Gov. Knowles was warned

In trying to track down a tip that Gov. Tony Knowles had visited BP Exploration (Alaska) President Steve Marshall before BP announced it was closing down frontier exploration in Alaska, PNA encountered a highly placed, senior employee within the state Department of Natural Resources who was willing to talk about how the state of Alaska might have contributed to BP’s decision. He did not wish to be identified.

“We warned our commissioner (Pat Pourchot) and the governor this could happen,” he told PNA Nov. 20. “DEC’s re-written the rules and it’s done so without the knowledge or support of the Legislature … or other state agencies. And look what’s happened. The Gulf of Mexico will be getting business that Alaska should be getting. … You can’t trust the state of Alaska anymore. We’ll sell you oil and gas leases but you’ll play heck getting them developed.”

When asked about the McCovey prospect (see page 1 story), which now appears to be headed to development with the approval of the state Department of Environmental Conservation, he said, “But look how much time — and probably money — it took to get to that point. … It’s too little, too late. The governor’s focused on the gasline and running for national office. … not on what supports this state — which is the oil business.
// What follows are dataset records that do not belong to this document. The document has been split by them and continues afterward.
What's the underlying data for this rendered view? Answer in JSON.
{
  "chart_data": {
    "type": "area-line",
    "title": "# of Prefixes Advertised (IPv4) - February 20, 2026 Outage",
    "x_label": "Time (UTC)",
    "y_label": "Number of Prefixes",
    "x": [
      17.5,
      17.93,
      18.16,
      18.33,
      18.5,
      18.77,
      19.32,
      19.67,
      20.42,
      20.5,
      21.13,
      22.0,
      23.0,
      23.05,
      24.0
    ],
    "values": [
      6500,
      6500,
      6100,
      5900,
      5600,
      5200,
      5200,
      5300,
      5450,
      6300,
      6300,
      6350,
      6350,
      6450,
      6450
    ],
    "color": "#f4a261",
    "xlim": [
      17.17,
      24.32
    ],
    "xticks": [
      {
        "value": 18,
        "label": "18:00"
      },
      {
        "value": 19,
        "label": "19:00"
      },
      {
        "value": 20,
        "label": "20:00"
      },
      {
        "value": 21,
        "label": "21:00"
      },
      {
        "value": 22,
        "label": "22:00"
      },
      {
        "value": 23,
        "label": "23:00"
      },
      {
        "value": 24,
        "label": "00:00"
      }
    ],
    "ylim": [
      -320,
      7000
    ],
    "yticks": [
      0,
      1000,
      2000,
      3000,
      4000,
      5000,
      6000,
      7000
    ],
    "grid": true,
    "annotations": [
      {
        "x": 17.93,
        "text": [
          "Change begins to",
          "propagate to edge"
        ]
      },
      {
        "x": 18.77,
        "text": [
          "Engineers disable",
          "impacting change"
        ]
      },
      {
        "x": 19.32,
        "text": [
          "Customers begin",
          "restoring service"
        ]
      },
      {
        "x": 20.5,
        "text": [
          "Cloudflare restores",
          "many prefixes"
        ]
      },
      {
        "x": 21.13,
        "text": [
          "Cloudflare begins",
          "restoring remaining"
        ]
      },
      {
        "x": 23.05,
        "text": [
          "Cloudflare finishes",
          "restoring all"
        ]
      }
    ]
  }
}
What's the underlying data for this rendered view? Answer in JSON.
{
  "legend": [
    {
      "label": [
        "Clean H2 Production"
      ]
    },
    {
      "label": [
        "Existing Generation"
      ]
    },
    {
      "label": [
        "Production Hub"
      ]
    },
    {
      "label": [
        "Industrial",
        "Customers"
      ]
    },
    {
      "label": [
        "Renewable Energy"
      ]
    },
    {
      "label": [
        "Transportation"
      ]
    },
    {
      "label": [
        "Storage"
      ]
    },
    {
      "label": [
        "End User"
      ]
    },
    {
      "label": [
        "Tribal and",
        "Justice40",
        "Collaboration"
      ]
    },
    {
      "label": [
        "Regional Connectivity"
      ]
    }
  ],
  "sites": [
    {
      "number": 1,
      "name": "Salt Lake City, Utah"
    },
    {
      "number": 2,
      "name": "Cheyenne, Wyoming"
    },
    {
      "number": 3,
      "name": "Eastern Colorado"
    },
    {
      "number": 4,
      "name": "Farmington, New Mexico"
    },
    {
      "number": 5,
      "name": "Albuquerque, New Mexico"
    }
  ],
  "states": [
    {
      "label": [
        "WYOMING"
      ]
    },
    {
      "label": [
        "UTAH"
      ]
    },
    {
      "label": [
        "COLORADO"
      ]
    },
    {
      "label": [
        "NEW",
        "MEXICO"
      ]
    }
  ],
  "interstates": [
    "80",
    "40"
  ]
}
He’s allowed a few low and middle level bureaucrats at DEC to change the rules of doing business in Alaska. … The train isn’t derailed yet, but the first car has left the tracks.”

The governor, he said, is “too proud to admit he’s lost control of his people. … He’ll just keep saying everything’s fine … reiterating how he got the NPR-A open. …

“I don’t see him cracking the whip at DEC,” he said. “It’s less than a year until John Shively or Frank Murkowski is elected. Maybe they can fix this.”

The 1 billion barrel rule

O’Keefe wasn’t willing to comment further on the reason Alaska is no longer a core exploration area for BP (see related story on page 5), other than to emphasize it takes too long to bring projects on-line in Alaska.

He did, however, address news reports that said BP would only explore where it thought it could find 1 billion barrel-plus fields .

“That’s not a hard and fast number. … And it’s not to say we don’t explore for fields that have less than a billion barrels. It’s sort of a criteria we have used for several years. Sometimes we have used it more rigorously than other times.”

The way “things are ranked in our world-wide exploration portfolio is those fields that are close to infrastructure, can be developed in a relatively short period of time and have 1 billion barrels, those are placed closer to the top. In the immediate future, we didn’t see that happening in Alaska.”

And the frontier prospects, he said, especially because of the regulatory climate and higher costs in Alaska, were not attractive investments for BP.

Editor’s note: PNA has made several requests for an interview with Gov. Knowles since mid-August both about allegations that DEC has changed the rules for the oil and gas industry, and to ask the governor what the state is doing to meet the need for increased domestic energy since the Sept. 11 tragedy. To date, no interview has been granted.